Ucup : Teguh! Kapan janji kamu buat traktir mi ayam itu jadi? Kita-kita ini wes ngeleh tenan iki lho…
Pardi : Iyo Guh…, aku wes ra betah nunggu di pinggir jalan kayak gini. Isin… sampek dikira mau maling.
Teguh : Sabarrrrrr, aku lagi nunggu kiriman honor kerjaku bulan ini. Kalo nggak, kita pake duit masing-masing dulu, nanti…. kalo uangnya udah tak pegang pasti tak ganti. Piye?
Ucup dan Pardi: huuuuuuuuuuuuuuuuuuuuuuuuuuuu………………….,
Ucup : Itu si sama aja beli sendiri!. kalo belum ada duitnya bilang dari tadi. Jadi kita gak perlu ngetem gak jelas depan ATM sambil kelaperan kayak gini tauk…
Pardi : Orang kamu yang janji mau traktir kenapa malah suruh pake duit sendiri. Nyesel aku!
Teguh : Yo maap, orang bosku katanya mau kirim hari ini.
Ucup : Harusnya kamu pastiin dulu sebelum obral janji. Jadikan kita gak berharap lebih. Yoweslah, aku pulang! Mending makan di rumah. Gratis….

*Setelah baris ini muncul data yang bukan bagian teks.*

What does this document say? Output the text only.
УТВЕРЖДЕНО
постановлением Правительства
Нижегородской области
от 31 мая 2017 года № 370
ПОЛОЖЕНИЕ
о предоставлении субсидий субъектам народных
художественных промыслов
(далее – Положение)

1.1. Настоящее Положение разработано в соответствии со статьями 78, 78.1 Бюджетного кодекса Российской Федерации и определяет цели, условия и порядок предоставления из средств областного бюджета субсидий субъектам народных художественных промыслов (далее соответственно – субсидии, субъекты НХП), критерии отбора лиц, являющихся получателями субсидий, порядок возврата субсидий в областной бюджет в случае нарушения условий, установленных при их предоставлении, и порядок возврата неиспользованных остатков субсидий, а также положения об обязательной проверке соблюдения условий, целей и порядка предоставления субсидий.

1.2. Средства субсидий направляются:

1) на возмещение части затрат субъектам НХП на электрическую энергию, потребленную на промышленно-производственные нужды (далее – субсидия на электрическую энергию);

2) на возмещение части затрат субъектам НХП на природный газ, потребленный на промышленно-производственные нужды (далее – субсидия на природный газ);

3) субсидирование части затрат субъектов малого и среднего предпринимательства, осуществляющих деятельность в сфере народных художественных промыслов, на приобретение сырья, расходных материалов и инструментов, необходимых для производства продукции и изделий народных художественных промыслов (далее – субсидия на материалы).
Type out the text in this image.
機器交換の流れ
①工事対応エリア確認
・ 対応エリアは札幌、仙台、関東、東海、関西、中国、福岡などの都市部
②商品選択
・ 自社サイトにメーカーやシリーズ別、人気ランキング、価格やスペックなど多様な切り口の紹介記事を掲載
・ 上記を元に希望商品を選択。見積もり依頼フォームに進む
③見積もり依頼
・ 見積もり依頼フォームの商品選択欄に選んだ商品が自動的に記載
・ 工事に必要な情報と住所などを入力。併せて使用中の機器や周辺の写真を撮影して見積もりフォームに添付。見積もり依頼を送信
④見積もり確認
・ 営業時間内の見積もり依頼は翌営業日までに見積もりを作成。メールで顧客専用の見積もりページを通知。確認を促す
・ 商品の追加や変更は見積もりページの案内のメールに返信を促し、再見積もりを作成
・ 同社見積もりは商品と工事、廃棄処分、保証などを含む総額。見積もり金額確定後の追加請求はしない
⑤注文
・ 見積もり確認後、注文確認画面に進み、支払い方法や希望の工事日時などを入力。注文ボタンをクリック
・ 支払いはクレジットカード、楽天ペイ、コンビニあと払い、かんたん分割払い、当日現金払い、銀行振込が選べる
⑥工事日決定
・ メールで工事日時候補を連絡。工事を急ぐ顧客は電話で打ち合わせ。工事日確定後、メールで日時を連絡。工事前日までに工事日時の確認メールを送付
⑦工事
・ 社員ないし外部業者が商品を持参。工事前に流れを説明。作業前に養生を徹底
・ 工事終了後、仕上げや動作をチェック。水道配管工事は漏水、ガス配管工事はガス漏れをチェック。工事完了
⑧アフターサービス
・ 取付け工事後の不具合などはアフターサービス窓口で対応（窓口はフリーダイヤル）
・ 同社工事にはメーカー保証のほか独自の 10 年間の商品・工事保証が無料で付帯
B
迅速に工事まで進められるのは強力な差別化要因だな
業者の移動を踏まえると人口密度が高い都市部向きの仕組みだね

Teguh : Lho….? kox pulang?
Pardi : Aku juga’lah, Guh. Assalamu’alaikum…
Teguh : Walaikumsalam, heh! terus makan mi ayamnya gimana? Nanti tak ganti lho duitnya.
Pardi : Makan sendiri aja sana!, lagi KB, kantong bocor.
Teguh : Heh, Ucup! Pardi! Jangan kabur dulu! Lah piye to?
***
Tinnnnnnnnnnnnnnnnnnnnnnnnnnnnnnnnnnnnnnnnnnnnnn…………………………….
Sebuah truk kecil mengerem mendadak ketika tiba-tiba seorang pemuda berhenti di tengah-tengah jalan saat menyebrang. Dada supir truk itu bergemuruh dengan dentuman-dentuman besar yang hampir meledak. Dibukanya kaca mobil dan….
Supir truk : Woi!!!! Cari mati ya?! DASAR!!!!!.
Dengan dada yang masih berdebar karena kaget, supir truk itu menatap tajam sang pemuda lalu bersiap keluar dari mobil. Namun tiba-tiba pemuda itu memegangi kepalanya lalu terhuyung-huyung dan jatuh pingsan.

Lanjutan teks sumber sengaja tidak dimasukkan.